The rise in death rates is greatest among children between the ages of 5 and 14 and is affecting both whites and non-whites, according to the study, which is reported in today's issue of the Journal of the American Medical Association.

People with asthma suffer attacks during which the bronchi, the tubes through which air reaches the lungs, become narrowed and inflamed. Attacks are often triggered by allergies or colds and can be fatal if breathing becomes so difficult that not enough oxygen reaches the bloodstream.

The study suggested that several factors may be contributing to the trend, including decreasing access to medical care that could prevent asthma deaths, increasing prevalence of the disease or complications related to asthma treatments.

Researchers at George Washington University and at the National Institutes of Health used government figures to examine asthma death rates among Americans between the ages of 5 and 34. They found that between 1968 and 1977, the death rates in that age group were declining by almost 8 percent per year.

But beginning in 1978, the pattern mysteriously reversed itself, with asthma death rates increasing by an average of more than 6 percent per year for the age group between 1978 and 1987, the most recent year for which data are available.
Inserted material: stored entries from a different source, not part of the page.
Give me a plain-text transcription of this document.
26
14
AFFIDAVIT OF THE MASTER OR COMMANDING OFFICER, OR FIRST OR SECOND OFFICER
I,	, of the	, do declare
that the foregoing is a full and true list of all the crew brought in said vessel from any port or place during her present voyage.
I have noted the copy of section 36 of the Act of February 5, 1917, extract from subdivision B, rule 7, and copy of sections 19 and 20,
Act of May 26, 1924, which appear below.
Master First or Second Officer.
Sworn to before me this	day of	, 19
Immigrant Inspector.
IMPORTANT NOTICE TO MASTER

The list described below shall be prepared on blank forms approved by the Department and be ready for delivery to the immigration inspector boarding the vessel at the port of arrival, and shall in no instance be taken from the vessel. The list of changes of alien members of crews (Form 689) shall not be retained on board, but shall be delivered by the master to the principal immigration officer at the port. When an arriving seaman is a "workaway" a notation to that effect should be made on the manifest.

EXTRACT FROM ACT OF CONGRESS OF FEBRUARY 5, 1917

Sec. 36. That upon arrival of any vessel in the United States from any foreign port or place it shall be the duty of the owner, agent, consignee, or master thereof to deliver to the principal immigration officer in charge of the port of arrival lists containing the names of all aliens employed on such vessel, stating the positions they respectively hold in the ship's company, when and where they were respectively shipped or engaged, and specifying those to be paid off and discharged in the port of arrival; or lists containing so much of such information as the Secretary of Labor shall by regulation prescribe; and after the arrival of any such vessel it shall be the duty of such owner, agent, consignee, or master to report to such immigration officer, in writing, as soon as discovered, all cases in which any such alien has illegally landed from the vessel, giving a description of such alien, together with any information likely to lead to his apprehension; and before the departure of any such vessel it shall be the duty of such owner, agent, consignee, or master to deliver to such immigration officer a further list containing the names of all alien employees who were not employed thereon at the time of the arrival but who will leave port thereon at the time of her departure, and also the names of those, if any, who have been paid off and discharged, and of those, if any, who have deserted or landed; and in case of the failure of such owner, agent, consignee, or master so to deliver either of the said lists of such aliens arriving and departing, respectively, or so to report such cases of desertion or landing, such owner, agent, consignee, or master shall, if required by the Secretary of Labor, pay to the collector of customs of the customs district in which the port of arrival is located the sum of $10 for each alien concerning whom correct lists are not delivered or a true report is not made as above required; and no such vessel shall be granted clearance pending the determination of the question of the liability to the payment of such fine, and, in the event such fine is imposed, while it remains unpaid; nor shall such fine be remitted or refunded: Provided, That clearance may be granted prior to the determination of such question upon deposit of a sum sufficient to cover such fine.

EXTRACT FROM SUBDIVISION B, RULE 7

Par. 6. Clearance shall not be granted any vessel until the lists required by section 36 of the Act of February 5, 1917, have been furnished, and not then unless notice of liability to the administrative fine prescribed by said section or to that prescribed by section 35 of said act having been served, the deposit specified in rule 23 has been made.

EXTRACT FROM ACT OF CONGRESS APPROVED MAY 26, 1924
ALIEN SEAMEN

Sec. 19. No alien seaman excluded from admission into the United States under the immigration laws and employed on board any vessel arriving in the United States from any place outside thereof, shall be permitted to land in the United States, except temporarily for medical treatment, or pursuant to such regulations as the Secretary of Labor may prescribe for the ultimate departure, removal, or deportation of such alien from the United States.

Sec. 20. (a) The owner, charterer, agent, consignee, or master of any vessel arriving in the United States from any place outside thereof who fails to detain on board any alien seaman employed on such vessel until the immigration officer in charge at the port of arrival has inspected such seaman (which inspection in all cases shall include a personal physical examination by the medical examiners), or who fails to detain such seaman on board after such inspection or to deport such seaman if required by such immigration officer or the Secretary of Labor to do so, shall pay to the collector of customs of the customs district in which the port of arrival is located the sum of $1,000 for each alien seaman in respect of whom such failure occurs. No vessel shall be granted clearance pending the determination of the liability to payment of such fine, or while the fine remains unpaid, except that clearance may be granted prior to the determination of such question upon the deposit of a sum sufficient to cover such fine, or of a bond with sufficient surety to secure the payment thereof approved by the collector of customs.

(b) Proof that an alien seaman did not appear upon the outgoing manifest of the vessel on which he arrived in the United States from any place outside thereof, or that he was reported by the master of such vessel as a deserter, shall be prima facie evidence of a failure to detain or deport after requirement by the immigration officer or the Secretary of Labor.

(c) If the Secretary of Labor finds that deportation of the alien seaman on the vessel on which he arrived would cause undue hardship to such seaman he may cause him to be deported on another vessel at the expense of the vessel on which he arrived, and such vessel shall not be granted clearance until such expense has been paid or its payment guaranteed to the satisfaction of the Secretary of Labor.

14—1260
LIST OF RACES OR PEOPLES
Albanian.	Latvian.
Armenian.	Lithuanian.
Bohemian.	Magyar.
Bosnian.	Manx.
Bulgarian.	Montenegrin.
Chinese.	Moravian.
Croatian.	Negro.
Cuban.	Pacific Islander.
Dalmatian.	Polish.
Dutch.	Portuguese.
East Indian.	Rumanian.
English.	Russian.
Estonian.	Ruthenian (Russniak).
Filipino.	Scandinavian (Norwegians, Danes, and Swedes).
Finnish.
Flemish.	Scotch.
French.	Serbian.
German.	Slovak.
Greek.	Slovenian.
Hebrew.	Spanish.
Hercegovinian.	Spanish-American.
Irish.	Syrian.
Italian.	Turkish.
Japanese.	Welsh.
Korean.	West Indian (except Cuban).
Among 5 to 14 year olds, the average increase was 10.1 percent a year.

Significant increases have occurred in several regions of the country but were most severe in New York City, Chicago, Phoenix and Fresno, Calif.

In 1987, the asthma death rate for Americans between 5 and 34 years old was 4.2 per 1 million people, higher than the 1968 rate. A total of 481 Americans in the age group died of asthma in 1987, according to the report.

Asthma deaths in the New York and Chicago areas may be partly driving the national trend, the study said. In 1985, those two areas accounted for 21 percent of all asthma deaths in the age group studied.

The pattern of increasing death rates was seen among both whites and non-whites, but non-whites had much higher death rates from asthma than whites throughout the 20-year period. In 1987, the asthma death rate for non-white males was almost five times as high as the death rate for whites of both sexes, the study said. The researchers did not break down death rates for non-whites according to ethnic group.